Otra de las trabas, según apunta, es el desconocimiento de la literatura china en el Estado, también por parte de las editoriales. “En este caso, los traductores desempeñamos un papel aún más importante porque si traduces del inglés los editores te contratan y te ofrecen encargos. En cambio del chino, me encuentro con la responsabilidad de tener que contactarlos y hacer propuestas porque sé que si no lo hago, esos libros no van a llegar a los lectores”, declara.
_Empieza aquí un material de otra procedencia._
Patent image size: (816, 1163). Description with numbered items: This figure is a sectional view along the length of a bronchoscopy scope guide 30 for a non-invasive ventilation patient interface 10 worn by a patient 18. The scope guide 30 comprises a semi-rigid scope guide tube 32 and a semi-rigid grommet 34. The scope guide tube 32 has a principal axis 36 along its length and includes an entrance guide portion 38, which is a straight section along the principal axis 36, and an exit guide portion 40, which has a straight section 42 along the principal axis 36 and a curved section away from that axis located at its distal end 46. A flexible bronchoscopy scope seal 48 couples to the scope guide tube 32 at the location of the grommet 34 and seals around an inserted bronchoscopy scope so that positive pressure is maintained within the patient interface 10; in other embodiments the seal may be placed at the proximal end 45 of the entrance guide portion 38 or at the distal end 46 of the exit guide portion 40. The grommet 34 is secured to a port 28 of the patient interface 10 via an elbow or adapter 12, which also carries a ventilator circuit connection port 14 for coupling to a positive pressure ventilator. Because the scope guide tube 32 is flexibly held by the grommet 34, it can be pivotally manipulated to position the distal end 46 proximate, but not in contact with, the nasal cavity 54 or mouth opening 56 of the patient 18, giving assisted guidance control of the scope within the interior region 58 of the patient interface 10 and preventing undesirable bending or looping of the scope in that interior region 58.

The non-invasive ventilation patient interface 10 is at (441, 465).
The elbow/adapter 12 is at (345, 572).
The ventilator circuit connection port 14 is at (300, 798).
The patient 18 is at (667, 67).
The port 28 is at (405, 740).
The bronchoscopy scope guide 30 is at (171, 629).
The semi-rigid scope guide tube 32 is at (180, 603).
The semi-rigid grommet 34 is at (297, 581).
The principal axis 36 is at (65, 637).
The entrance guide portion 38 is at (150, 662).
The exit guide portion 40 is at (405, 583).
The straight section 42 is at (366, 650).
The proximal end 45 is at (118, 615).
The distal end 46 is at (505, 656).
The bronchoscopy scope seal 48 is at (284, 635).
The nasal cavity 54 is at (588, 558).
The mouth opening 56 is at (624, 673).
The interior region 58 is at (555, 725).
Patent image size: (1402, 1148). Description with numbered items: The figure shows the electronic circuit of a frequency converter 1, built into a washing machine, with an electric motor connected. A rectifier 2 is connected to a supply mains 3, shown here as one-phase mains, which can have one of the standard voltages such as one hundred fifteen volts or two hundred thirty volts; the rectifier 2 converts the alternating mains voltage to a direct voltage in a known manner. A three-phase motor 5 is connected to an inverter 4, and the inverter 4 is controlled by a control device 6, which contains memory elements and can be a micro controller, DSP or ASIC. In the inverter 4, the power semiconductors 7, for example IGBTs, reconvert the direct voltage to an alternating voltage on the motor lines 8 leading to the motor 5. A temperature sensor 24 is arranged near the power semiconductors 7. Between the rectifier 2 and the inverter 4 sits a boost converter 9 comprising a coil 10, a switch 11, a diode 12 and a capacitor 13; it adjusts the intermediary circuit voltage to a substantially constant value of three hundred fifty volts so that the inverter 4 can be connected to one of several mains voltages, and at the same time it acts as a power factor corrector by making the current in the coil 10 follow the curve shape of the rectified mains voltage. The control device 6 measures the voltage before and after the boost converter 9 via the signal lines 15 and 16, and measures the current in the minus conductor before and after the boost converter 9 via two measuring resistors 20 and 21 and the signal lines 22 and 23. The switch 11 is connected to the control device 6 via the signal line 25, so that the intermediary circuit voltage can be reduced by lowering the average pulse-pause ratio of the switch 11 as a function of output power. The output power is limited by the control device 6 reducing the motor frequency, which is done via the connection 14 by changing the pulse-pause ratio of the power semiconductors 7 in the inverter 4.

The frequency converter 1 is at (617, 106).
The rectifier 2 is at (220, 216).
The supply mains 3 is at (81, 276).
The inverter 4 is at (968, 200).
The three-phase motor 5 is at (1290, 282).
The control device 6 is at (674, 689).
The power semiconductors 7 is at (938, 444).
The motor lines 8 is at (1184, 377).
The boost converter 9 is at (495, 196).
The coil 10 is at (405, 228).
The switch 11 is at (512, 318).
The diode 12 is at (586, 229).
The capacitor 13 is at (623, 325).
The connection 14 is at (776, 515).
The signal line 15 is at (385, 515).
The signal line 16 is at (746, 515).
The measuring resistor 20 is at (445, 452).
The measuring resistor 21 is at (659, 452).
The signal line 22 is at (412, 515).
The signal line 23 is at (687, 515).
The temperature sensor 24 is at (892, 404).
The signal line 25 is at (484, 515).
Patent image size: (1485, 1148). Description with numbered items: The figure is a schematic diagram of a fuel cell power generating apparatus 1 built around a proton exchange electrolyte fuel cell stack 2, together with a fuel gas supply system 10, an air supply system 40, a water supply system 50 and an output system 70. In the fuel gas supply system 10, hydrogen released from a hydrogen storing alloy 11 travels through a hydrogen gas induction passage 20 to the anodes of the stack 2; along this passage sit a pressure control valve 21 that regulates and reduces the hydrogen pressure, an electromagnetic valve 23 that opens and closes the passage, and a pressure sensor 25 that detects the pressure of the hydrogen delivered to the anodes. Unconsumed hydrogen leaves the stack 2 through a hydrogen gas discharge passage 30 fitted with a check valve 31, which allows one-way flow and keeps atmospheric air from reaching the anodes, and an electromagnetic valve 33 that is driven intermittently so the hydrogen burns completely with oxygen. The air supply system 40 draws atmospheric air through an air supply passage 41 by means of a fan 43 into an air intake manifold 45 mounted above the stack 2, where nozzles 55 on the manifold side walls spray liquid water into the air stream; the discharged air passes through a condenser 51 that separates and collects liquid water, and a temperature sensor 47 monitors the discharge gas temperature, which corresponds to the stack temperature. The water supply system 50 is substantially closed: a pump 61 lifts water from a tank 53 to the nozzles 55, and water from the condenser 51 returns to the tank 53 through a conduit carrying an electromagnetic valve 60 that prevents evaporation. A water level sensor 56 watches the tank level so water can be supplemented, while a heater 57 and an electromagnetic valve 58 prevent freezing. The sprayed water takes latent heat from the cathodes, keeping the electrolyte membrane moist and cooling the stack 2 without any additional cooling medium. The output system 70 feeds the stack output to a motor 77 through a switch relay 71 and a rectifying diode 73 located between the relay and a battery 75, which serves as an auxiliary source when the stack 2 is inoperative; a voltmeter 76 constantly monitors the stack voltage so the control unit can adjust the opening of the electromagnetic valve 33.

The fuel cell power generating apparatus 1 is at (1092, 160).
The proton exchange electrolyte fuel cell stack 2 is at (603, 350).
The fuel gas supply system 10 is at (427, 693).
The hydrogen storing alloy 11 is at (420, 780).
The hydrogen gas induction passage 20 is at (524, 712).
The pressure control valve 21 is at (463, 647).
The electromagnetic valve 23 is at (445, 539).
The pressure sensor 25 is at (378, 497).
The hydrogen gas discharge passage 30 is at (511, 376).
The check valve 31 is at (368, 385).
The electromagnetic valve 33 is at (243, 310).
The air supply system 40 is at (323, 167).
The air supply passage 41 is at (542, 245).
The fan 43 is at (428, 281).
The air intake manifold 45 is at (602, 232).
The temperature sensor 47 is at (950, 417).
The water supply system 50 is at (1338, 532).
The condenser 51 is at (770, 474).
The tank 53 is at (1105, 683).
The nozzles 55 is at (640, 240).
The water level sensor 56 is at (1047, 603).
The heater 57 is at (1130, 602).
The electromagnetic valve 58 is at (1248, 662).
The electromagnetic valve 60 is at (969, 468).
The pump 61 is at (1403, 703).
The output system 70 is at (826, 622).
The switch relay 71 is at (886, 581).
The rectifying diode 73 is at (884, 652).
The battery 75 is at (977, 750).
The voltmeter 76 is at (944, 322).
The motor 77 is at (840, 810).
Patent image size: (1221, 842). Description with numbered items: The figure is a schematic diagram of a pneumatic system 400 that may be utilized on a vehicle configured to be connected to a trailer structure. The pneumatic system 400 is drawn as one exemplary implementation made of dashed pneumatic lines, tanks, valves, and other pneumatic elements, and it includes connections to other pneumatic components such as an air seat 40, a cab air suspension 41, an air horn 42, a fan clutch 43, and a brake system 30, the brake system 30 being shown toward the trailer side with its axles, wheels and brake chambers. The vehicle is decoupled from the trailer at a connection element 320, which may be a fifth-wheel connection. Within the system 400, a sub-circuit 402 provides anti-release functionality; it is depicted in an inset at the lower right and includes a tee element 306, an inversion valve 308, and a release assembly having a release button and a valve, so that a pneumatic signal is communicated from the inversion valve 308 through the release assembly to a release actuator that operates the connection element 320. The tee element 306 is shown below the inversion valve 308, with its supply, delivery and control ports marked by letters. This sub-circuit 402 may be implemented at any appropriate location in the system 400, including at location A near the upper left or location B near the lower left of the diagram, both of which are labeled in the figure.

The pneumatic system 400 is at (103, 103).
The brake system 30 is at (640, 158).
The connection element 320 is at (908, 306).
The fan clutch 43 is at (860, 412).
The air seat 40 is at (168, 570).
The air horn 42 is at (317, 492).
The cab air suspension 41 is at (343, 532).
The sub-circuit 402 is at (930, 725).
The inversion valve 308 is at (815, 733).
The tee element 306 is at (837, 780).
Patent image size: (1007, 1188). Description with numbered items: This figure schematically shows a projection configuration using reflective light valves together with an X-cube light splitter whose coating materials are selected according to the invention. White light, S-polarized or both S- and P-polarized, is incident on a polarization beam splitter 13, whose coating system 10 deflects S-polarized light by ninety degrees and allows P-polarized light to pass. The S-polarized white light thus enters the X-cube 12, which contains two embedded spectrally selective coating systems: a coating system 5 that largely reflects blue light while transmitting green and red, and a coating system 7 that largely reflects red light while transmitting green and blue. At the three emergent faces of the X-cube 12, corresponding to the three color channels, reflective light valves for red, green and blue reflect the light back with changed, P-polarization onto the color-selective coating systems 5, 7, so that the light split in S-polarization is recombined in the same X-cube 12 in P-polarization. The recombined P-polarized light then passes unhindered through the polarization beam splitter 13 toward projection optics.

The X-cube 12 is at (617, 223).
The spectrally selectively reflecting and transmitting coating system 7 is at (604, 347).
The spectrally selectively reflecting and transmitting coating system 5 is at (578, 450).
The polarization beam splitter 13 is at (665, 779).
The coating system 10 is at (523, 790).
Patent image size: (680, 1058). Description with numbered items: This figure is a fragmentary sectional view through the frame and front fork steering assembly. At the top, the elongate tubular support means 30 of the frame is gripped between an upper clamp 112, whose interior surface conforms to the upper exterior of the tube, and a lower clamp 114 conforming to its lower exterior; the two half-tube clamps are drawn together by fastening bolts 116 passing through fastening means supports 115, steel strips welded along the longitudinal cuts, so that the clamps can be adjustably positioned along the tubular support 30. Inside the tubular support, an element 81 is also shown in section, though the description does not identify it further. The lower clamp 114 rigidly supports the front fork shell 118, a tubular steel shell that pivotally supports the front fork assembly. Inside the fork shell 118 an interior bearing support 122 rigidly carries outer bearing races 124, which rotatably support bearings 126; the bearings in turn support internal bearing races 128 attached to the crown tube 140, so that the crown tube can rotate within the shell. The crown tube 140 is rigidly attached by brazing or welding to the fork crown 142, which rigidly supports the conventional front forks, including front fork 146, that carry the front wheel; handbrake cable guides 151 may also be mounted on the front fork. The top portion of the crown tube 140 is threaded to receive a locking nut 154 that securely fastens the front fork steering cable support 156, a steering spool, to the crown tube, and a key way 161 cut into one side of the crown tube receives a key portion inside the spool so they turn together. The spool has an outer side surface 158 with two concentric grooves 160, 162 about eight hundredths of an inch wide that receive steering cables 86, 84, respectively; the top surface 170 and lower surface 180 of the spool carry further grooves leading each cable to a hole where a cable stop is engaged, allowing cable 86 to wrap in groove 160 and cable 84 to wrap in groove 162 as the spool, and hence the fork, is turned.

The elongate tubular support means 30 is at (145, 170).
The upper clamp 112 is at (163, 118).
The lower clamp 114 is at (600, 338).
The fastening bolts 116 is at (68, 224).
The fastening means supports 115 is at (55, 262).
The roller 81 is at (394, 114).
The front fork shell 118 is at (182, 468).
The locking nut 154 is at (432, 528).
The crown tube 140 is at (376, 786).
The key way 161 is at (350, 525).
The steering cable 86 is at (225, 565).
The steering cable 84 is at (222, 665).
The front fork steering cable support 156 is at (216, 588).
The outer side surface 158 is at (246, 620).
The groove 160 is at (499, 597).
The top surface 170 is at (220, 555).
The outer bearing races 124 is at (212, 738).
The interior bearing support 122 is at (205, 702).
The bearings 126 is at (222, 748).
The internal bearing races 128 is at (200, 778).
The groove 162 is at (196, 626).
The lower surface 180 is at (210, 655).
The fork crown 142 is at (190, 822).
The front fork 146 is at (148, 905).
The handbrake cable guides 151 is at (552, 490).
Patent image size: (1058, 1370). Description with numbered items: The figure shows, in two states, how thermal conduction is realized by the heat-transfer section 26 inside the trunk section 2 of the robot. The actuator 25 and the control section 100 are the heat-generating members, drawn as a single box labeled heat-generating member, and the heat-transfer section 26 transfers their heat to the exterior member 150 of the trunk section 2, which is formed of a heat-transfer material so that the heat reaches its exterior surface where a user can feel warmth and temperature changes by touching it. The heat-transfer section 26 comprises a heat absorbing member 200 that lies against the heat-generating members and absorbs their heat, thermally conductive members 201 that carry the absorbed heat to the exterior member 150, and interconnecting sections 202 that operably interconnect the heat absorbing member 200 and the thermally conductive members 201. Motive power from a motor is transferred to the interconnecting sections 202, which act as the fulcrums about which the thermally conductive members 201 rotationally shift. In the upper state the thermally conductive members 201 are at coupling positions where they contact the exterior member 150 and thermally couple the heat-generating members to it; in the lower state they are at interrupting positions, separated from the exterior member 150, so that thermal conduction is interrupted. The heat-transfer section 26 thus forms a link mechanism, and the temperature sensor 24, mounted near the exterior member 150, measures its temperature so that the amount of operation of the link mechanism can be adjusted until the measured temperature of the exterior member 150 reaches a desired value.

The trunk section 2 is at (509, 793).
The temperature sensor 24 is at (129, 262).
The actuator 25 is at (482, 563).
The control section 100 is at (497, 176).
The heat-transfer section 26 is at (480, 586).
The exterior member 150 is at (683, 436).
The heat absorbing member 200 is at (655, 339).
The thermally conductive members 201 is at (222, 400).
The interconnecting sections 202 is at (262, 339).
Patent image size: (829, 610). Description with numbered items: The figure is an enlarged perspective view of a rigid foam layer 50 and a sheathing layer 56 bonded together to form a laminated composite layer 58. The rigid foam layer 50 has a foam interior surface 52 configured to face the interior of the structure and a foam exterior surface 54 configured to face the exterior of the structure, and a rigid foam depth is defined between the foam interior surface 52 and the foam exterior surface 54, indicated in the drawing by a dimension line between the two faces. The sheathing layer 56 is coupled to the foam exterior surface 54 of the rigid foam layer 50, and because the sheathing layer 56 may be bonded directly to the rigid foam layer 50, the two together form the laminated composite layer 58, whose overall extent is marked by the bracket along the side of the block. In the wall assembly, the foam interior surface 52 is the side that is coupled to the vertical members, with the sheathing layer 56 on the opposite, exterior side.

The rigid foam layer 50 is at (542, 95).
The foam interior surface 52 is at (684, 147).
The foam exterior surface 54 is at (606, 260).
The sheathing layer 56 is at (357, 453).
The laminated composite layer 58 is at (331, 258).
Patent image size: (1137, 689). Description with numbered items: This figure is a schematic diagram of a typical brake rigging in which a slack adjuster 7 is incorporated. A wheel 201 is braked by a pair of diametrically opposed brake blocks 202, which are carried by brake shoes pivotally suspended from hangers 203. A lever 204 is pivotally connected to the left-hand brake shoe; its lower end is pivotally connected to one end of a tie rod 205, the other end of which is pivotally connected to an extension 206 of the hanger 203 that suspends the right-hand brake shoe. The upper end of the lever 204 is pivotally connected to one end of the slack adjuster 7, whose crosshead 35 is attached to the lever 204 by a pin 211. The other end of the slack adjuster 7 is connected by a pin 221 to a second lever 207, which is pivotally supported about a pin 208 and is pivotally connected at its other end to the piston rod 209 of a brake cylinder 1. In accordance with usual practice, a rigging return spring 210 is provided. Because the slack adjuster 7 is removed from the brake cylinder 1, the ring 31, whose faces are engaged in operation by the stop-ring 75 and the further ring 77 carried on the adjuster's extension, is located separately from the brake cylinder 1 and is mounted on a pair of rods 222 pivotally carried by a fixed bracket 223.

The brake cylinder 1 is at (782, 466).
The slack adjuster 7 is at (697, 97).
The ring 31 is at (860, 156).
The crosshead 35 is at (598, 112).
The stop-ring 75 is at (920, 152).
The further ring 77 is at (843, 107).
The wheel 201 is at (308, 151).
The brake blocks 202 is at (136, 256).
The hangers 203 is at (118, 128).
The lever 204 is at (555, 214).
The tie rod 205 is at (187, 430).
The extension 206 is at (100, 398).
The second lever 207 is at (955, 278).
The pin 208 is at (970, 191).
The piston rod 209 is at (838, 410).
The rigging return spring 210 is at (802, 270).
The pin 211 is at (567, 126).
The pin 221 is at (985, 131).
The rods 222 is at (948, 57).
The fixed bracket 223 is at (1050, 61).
un autor, una voz Los tres protagonistas están de acuerdo en que es “conveniente” que un autor tenga una sola voz en la versión traducida, pero según dice Olarra, a veces eso “es imposible”. Marin Lacarta recalca que un traductor que ha traducido varias obras de un mismo autor y que conoce bien la obra tiene “cierto terreno ganado pero nadie te asegura que ese sea un buen traductor”. Además, ella cree que lo enriquecedor de las traducciones es que cada traductor va a ofrecer algo distinto. Markuleta es de la opinión de que hay casos en que la duradera colaboración entre autor y traductor ha dado “grandes frutos”, pero en el caso de los clásicos resulta imposible por el paso del tiempo: “Las obras de los clásicos no mueren, pero los traductores sí”.
Algunos dicen que es un trabajo poco reconocido. Sobre este tema, Markuleta opina: “Lo que los traductores piden no es un reconocimiento social con oropeles y alharacas, sino el reconocimiento de un trabajo intelectual bien hecho. Les bastaría con que los lectores conozcan y reconozcan a los buenos traductores y apoyen su difícil trabajo”.
Caminan con decisión por una vía ya trazada sabiendo que su huella terminará por ser invisible en esas páginas ajenas, pero convencidos de que el trabajo que hacen traduciendo literatura de cuna foránea llega a los lectores y de que estos, finalmente, serán conscientes de que siempre hay alguien que respira detrás de esas letras.